Grizzly bears living near salmon rivers are skilled fishermen. Various 'fishing' methods are used, with each bear developing its own style. Sometimes the grizzly stands close to the bank, flipping the salmon out of the water and on to dry land with its paw, or it may sit quietly on a rock by deep water, waiting for a salmon to swim past. The bear then dives in and pins the fish to the river bed, breaking its back in the process.
Grizzly bears mate during June, the males 'wooing' the females by following them, making low snorts and nibbling their backs and necks.
Gestation takes 180 to 250 days, so birth takes place during the winter when the bear is in her den. Fertilized eggs do not implant in the womb until the autumn, so that the female is able to feed freely and build up fat supplies for her and her cubs.

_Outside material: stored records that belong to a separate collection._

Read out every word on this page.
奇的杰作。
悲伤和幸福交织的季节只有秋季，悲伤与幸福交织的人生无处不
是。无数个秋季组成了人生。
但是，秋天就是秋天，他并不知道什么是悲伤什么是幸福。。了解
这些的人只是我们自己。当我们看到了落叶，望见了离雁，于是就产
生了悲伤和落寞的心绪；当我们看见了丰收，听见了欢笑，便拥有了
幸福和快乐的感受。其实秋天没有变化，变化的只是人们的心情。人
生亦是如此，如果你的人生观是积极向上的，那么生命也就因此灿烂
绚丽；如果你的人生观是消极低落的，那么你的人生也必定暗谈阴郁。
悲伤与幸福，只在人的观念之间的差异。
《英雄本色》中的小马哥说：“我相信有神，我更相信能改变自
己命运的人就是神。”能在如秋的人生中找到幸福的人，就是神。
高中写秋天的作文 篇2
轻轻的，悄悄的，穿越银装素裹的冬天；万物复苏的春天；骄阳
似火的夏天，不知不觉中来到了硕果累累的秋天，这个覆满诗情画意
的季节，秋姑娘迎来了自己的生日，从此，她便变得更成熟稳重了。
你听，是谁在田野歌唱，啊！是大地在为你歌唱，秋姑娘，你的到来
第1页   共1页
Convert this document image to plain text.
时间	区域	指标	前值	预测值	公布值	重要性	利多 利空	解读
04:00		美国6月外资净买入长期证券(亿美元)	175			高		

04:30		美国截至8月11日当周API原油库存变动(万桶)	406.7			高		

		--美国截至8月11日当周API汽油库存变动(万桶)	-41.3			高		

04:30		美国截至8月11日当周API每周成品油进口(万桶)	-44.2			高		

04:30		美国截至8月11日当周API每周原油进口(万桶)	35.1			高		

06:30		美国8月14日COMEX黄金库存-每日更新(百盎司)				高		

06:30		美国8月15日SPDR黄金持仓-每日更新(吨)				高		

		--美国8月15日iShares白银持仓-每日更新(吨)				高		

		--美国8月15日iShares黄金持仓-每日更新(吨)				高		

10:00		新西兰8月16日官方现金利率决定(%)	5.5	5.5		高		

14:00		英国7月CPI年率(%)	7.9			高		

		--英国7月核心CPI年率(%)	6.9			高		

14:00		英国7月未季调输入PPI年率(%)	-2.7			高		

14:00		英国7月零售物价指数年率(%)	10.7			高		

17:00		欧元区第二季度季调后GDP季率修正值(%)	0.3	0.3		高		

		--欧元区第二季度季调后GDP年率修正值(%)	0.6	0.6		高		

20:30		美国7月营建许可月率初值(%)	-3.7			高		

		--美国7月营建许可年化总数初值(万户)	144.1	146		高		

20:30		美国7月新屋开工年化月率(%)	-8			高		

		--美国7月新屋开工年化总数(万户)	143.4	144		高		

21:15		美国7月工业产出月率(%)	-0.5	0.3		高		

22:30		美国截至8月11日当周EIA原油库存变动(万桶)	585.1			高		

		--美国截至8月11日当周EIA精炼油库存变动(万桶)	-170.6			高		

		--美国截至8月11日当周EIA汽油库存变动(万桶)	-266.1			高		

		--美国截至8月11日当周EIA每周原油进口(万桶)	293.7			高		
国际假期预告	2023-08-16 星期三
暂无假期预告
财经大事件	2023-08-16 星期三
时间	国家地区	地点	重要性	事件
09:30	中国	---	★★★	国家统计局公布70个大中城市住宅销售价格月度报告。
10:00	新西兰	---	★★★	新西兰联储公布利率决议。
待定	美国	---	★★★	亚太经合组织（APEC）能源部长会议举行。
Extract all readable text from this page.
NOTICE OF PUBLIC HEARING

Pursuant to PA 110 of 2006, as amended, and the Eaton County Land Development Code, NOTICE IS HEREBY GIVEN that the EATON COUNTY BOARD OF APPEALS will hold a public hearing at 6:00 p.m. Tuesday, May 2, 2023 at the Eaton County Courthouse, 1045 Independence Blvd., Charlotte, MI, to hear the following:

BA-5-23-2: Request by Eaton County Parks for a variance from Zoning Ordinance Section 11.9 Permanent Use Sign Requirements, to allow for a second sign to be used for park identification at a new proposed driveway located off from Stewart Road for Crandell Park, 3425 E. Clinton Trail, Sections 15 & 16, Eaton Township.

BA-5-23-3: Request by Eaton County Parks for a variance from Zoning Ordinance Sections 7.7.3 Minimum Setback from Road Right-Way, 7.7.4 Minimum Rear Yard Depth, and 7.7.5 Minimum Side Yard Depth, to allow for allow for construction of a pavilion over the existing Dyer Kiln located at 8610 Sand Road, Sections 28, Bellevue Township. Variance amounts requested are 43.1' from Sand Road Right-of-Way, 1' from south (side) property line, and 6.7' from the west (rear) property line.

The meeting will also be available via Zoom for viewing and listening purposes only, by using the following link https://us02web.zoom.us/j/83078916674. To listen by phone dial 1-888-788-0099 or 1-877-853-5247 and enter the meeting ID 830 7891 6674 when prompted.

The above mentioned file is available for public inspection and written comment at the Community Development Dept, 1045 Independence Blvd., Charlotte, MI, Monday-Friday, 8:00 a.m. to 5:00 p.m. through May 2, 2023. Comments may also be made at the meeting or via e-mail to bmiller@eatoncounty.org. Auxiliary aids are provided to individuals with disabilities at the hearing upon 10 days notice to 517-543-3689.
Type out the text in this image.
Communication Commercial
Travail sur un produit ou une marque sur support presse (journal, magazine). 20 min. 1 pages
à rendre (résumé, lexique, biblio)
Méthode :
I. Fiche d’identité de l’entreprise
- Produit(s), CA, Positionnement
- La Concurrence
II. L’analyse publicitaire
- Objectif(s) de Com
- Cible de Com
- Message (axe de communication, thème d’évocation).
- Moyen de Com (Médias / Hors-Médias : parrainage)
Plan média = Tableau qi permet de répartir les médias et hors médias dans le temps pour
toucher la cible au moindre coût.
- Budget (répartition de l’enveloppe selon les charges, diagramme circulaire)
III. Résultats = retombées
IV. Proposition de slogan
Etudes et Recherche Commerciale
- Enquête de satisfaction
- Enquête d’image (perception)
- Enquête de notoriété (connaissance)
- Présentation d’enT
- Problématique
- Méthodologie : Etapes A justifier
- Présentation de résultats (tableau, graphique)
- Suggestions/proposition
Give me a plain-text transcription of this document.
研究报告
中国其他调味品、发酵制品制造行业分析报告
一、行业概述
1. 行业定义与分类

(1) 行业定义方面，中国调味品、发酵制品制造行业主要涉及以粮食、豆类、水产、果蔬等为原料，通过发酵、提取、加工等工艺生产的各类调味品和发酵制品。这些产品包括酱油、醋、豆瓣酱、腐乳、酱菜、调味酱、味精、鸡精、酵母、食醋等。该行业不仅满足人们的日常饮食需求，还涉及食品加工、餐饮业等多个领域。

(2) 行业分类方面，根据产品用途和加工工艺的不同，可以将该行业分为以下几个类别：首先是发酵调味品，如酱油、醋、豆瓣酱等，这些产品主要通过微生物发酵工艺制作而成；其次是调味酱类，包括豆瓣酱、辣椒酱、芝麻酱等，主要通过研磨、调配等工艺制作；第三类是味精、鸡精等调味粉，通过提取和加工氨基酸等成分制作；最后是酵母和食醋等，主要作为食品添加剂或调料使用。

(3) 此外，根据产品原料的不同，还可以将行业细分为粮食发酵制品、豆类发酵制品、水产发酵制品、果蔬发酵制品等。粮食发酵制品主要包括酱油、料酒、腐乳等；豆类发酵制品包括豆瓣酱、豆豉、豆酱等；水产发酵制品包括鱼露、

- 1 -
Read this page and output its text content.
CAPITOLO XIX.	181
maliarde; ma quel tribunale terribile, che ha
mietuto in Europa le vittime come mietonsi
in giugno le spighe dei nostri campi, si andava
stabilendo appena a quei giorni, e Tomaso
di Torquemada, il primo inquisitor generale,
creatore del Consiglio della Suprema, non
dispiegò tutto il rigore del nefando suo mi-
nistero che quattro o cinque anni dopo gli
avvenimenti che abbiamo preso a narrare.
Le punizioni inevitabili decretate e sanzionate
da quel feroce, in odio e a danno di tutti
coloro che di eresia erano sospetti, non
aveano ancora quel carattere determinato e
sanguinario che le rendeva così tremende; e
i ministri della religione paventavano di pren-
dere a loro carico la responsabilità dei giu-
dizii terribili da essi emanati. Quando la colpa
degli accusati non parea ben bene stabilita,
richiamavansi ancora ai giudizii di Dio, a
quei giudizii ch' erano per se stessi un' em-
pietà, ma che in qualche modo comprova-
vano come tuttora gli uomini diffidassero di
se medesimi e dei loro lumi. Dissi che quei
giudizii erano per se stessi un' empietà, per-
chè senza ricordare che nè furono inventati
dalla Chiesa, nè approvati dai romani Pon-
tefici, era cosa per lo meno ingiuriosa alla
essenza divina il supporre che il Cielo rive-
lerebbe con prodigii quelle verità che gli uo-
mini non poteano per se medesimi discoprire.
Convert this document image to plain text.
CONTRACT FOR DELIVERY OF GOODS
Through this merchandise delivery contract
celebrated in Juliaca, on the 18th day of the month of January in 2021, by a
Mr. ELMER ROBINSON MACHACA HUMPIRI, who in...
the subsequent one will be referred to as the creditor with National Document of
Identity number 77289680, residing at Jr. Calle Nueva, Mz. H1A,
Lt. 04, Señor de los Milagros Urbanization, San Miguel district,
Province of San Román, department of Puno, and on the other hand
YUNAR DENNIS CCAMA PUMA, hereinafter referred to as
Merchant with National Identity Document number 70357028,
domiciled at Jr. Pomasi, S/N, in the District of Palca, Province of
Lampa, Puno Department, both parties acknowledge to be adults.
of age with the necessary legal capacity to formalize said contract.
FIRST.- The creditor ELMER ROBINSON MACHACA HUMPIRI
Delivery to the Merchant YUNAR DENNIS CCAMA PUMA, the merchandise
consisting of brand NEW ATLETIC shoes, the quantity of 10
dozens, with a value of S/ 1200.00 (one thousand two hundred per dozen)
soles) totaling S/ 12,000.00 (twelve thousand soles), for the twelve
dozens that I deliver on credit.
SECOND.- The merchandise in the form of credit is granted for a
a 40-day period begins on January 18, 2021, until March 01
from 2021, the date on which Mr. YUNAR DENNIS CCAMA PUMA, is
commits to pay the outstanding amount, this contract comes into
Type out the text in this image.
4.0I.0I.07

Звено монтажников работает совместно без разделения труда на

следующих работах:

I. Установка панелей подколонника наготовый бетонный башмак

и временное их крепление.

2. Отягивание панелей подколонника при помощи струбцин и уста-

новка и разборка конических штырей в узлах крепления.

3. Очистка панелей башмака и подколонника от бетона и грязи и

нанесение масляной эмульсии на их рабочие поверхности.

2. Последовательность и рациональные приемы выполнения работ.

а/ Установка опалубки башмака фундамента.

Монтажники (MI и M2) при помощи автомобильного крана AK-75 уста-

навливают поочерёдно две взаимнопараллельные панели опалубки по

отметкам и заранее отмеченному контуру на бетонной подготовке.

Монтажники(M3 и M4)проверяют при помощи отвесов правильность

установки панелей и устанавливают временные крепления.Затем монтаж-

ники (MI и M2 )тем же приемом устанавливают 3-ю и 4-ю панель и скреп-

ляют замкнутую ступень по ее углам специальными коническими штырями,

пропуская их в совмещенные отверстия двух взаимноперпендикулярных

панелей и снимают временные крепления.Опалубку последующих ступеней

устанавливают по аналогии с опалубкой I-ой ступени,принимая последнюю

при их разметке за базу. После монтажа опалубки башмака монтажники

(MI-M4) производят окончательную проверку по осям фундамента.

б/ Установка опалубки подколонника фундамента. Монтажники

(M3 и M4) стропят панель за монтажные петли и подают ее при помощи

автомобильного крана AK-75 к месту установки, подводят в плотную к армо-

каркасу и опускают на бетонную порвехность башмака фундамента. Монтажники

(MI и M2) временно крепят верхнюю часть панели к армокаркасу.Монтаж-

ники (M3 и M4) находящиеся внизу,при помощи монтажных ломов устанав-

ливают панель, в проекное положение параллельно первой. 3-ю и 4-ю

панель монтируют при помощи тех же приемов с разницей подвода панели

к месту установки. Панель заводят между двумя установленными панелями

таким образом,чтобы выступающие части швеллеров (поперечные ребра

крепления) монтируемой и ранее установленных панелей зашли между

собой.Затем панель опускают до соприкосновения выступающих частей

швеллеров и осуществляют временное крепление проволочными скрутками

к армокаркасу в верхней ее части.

Cubs are born blind, toothless and almost hairless. They are about 20cm long and weigh between 450 and 700g. They remain in the den with their mother for the first few months and feed on her rich milk, protected from the cold by the warmth of her body.
The cubs leave the den with their mother in April or May. She teaches her cubs to forage and hunt and does not feed them on food which she has gathered. Many young bears die, despite the efforts of their mothers, from attacks by other mature bears. In the first winter after the cubs' birth, they den with their mother. Some young bears also do this in the second year or they may den together.